How to determine a numpy-array reshape strategy

2024/10/6 10:31:22

For a python project I often find myself reshaping and re-arranging n-dimensional numpy arrays. However, I have a hard time to determine how to approach the problem, visualize the outcome of the results of the reshaping methods and knowing my solution is efficient.

At the moment when confronted with such a problem my strategy is to start ipython, load some sample data and go trial and error until I find a combination of transpose()s, reshape()s and swapaxes()s. which gets the desired result. It gets the job done, but without a real understanding of what is going on and often produces code which is hard to maintain.

So, my question is about finding a strategy. How do you approach such a problem? How do you visualize an ndarray in your head when you have to shape it in the desired format? How do you come to the right actions?

To make answering a bit more concrete, an example to play with:

Assume you want to reshape the following 3d-array

array([[[ 0,  1,  2],[ 3,  4,  5],[ 6,  7,  8]],[[ 9, 10, 11],[12, 13, 14],[15, 16, 17]],[[18, 19, 20],[21, 22, 23],[24, 25, 26]]])

to a 2d-array where the first columns from the 3rd dimension are placed first, the 2nd columns second, ....etc

The result should look like this:

array([[ 0,  9, 18,  3, 12, 21,  6, 15, 24],[ 1, 10, 19,  4, 13, 22,  7, 16, 25],[ 2, 11, 20,  5, 14, 23,  8, 17, 26]])

PS. also any reading material on the subject would be great!

Answer

I regularly play about with shapes in ipython. However, to make things clearer, I start with array with distinct dimensions.

arr = np.arange(3*4*5).reshape(3,4,5)

That way, it's easier to identify how the axes get shifted, for example:

In [25]: arr.shape
Out[25]: (3, 4, 5)In [26]: arr.T.shape
Out[26]: (5, 4, 3)In [31]: arr.T.reshape(5,-1)
Out[31]: 
array([[ 0, 20, 40,  5, 25, 45, 10, 30, 50, 15, 35, 55],[ 1, 21, 41,  6, 26, 46, 11, 31, 51, 16, 36, 56],[ 2, 22, 42,  7, 27, 47, 12, 32, 52, 17, 37, 57],[ 3, 23, 43,  8, 28, 48, 13, 33, 53, 18, 38, 58],[ 4, 24, 44,  9, 29, 49, 14, 34, 54, 19, 39, 59]])

where as a different transpose (that does not switch the order of 3,4)

In [38]: np.transpose(arr,[2,0,1]).shape
Out[38]: (5, 3, 4)In [39]: np.transpose(arr,[2,0,1]).reshape(5,-1)
Out[39]: 
array([[ 0,  5, 10, 15, 20, 25, 30, 35, 40, 45, 50, 55],[ 1,  6, 11, 16, 21, 26, 31, 36, 41, 46, 51, 56],[ 2,  7, 12, 17, 22, 27, 32, 37, 42, 47, 52, 57],[ 3,  8, 13, 18, 23, 28, 33, 38, 43, 48, 53, 58],[ 4,  9, 14, 19, 24, 29, 34, 39, 44, 49, 54, 59]])

I also like to use 'oddly' shaped arrays like this when developing functions. That way, if I do mess up some transpose or broadcasting, dimensions errors will jump out at me. Experience tells me that once I get the dimensions right, the values will also be correct. Or at least the class of errors that affect values is quite different from those that affect dimensions.

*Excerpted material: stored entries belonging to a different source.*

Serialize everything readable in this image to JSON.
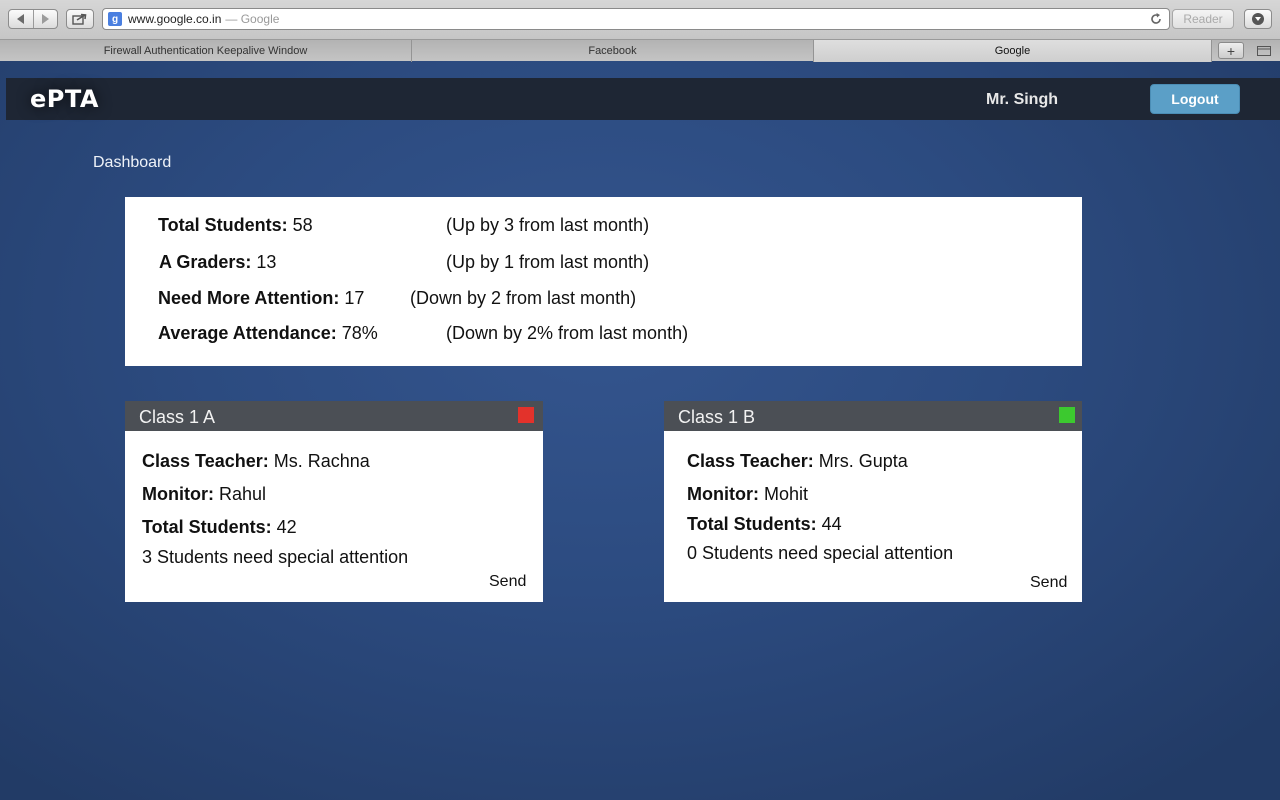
{
  "browser": {
    "url": "www.google.co.in",
    "page_title_suffix": "— Google",
    "reader_label": "Reader",
    "favicon_letter": "g",
    "tabs": [
      {
        "label": "Firewall Authentication Keepalive Window"
      },
      {
        "label": "Facebook"
      },
      {
        "label": "Google"
      }
    ],
    "new_tab_symbol": "+"
  },
  "header": {
    "logo": "ePTA",
    "user": "Mr. Singh",
    "logout_label": "Logout"
  },
  "page": {
    "title": "Dashboard"
  },
  "summary": {
    "total_students": {
      "label": "Total Students:",
      "value": "58",
      "trend": "(Up by 3 from last month)"
    },
    "a_graders": {
      "label": "A Graders:",
      "value": "13",
      "trend": "(Up by 1 from last month)"
    },
    "need_attention": {
      "label": "Need More Attention:",
      "value": "17",
      "trend": "(Down by 2 from last month)"
    },
    "avg_attendance": {
      "label": "Average Attendance:",
      "value": "78%",
      "trend": "(Down by 2% from last month)"
    }
  },
  "classes": [
    {
      "name": "Class 1 A",
      "status_color": "#e3322b",
      "teacher_label": "Class Teacher:",
      "teacher": "Ms. Rachna",
      "monitor_label": "Monitor:",
      "monitor": "Rahul",
      "students_label": "Total Students:",
      "students": "42",
      "attention_text": "3 Students need special attention",
      "send_label": "Send"
    },
    {
      "name": "Class 1 B",
      "status_color": "#3cc92f",
      "teacher_label": "Class Teacher:",
      "teacher": "Mrs. Gupta",
      "monitor_label": "Monitor:",
      "monitor": "Mohit",
      "students_label": "Total Students:",
      "students": "44",
      "attention_text": "0 Students need special attention",
      "send_label": "Send"
    }
  ],
  "colors": {
    "header_bg": "#1e2634",
    "logout_bg": "#5b9fc7",
    "card_header_bg": "#4b4f55",
    "page_bg": "#2c4b80"
  }
}
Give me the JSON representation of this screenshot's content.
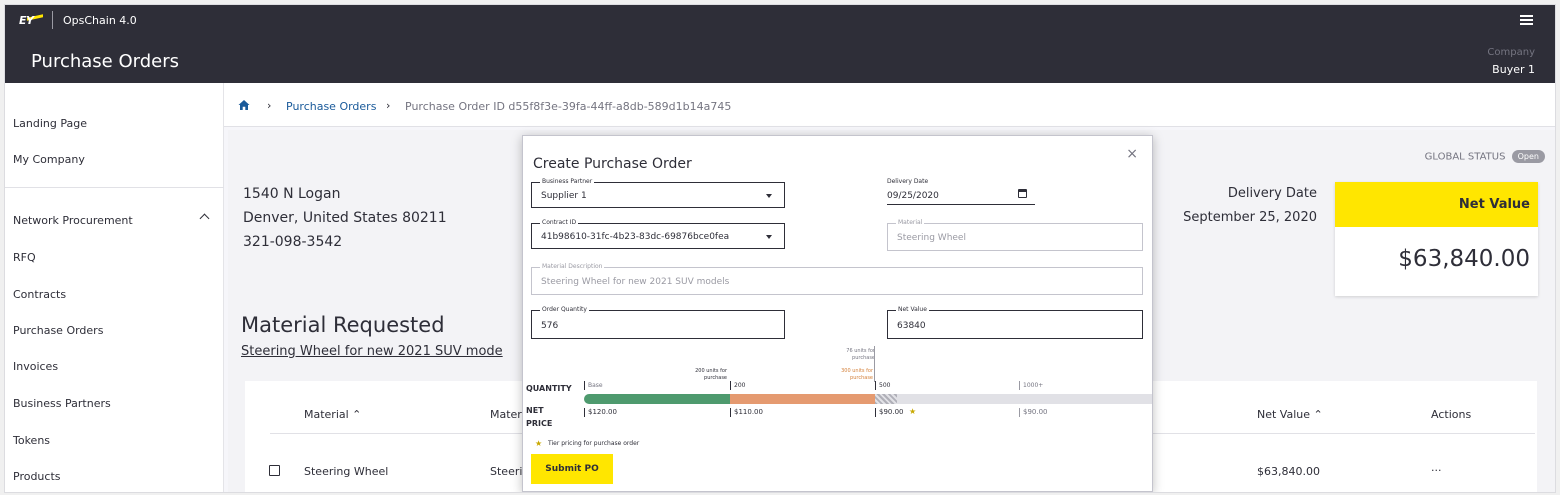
{
  "header": {
    "logo_text": "EY",
    "app_name": "OpsChain 4.0",
    "page_title": "Purchase Orders",
    "company_label": "Company",
    "company_value": "Buyer 1"
  },
  "sidebar": {
    "items": [
      {
        "label": "Landing Page"
      },
      {
        "label": "My Company"
      },
      {
        "label": "Network Procurement"
      },
      {
        "label": "RFQ"
      },
      {
        "label": "Contracts"
      },
      {
        "label": "Purchase Orders"
      },
      {
        "label": "Invoices"
      },
      {
        "label": "Business Partners"
      },
      {
        "label": "Tokens"
      },
      {
        "label": "Products"
      }
    ]
  },
  "breadcrumb": {
    "link": "Purchase Orders",
    "current": "Purchase Order ID d55f8f3e-39fa-44ff-a8db-589d1b14a745"
  },
  "order": {
    "address_line1": "1540 N Logan",
    "address_line2": "Denver, United States 80211",
    "phone": "321-098-3542",
    "global_status_label": "GLOBAL STATUS",
    "global_status": "Open",
    "delivery_date_label": "Delivery Date",
    "delivery_date": "September 25, 2020",
    "net_value_label": "Net Value",
    "net_value": "$63,840.00",
    "material_title": "Material Requested",
    "material_link": "Steering Wheel for new 2021 SUV mode"
  },
  "table": {
    "headers": {
      "material": "Material ⌃",
      "material2": "Materi",
      "net_value": "Net Value ⌃",
      "actions": "Actions"
    },
    "row": {
      "material": "Steering Wheel",
      "material2": "Steeri",
      "net_value": "$63,840.00",
      "actions": "..."
    }
  },
  "modal": {
    "title": "Create Purchase Order",
    "close": "×",
    "business_partner": {
      "label": "Business Partner",
      "value": "Supplier 1"
    },
    "delivery_date": {
      "label": "Delivery Date",
      "value": "09/25/2020"
    },
    "contract_id": {
      "label": "Contract ID",
      "value": "41b98610-31fc-4b23-83dc-69876bce0fea"
    },
    "material": {
      "label": "Material",
      "value": "Steering Wheel"
    },
    "material_description": {
      "label": "Material Description",
      "value": "Steering Wheel for new 2021 SUV models"
    },
    "order_quantity": {
      "label": "Order Quantity",
      "value": "576"
    },
    "net_value": {
      "label": "Net Value",
      "value": "63840"
    },
    "tier": {
      "quantity_label": "QUANTITY",
      "net_label_1": "NET",
      "net_label_2": "PRICE",
      "tiers": [
        {
          "qty": "Base",
          "price": "$120.00"
        },
        {
          "qty": "200",
          "price": "$110.00"
        },
        {
          "qty": "500",
          "price": "$90.00"
        },
        {
          "qty": "1000+",
          "price": "$90.00"
        }
      ],
      "note_200": "200 units for purchase",
      "note_300": "300 units for purchase",
      "note_76": "76 units for purchase",
      "star_glyph": "★",
      "tier_note": "Tier pricing for purchase order"
    },
    "submit_label": "Submit PO"
  },
  "colors": {
    "header_bg": "#2e2e38",
    "accent_yellow": "#ffe600",
    "tier_green": "#4e9a6e",
    "tier_orange": "#e59a70"
  }
}
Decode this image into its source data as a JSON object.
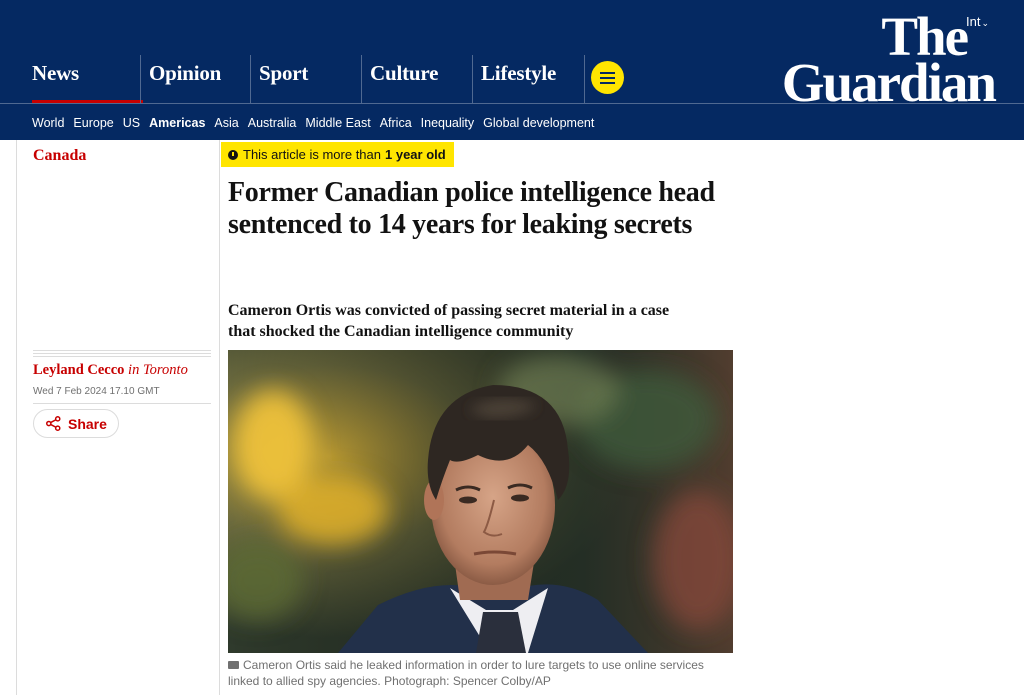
{
  "masthead": {
    "edition": "Int",
    "logo": {
      "line1": "The",
      "line2": "Guardian"
    },
    "pillars": [
      {
        "label": "News",
        "active": true
      },
      {
        "label": "Opinion"
      },
      {
        "label": "Sport"
      },
      {
        "label": "Culture"
      },
      {
        "label": "Lifestyle"
      }
    ],
    "subnav": [
      "World",
      "Europe",
      "US",
      "Americas",
      "Asia",
      "Australia",
      "Middle East",
      "Africa",
      "Inequality",
      "Global development"
    ],
    "subnav_active": "Americas",
    "colors": {
      "brand": "#052962",
      "accent": "#c70000",
      "highlight": "#ffe500"
    }
  },
  "article": {
    "section": "Canada",
    "age_notice": {
      "prefix": "This article is more than",
      "emphasis": "1 year old"
    },
    "headline": "Former Canadian police intelligence head sentenced to 14 years for leaking secrets",
    "standfirst": "Cameron Ortis was convicted of passing secret material in a case that shocked the Canadian intelligence community",
    "byline": {
      "name": "Leyland Cecco",
      "location": "in Toronto"
    },
    "date": "Wed 7 Feb 2024 17.10 GMT",
    "share_label": "Share",
    "image": {
      "icon": "camera-icon",
      "caption": "Cameron Ortis said he leaked information in order to lure targets to use online services linked to allied spy agencies. Photograph: Spencer Colby/AP"
    }
  }
}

I also liberally sprinkle development code with print arr.shape like statements, or even assert x.shape==y.shape assertions.

It also helps to label dimensions:

M, N, L = 3, 4, 5
np.empty((M,N,L))

or like in einsum

np.einsum('ijk,kj->i', A, B) # if A is (M,N,L), B must be (L,N)

https://stackoverflow.com/a/29903842/901925 is an example of trying to understand and explain rollaxis.

Another strategy is to look at the Python code of numpy functions. Often they accept axis arguments. It's instructive to see how they use those. Sometimes that particular axis is rotated to the front, or to the end. Sometimes a nd array is reshaped into a 2d array, collapsing all axes except one down to one. Other achieve generality by constructing and manipulating an indexing tuple. More advanced functions play with the strides as well as the shape.

Whether a dimension should be first or last is usally an optimization issue - and may involve tradeoffs between ease of use (broadcasting, indexing) and speed. Just keep in mind that for "C" order, the last dimension forms contiguous blocks.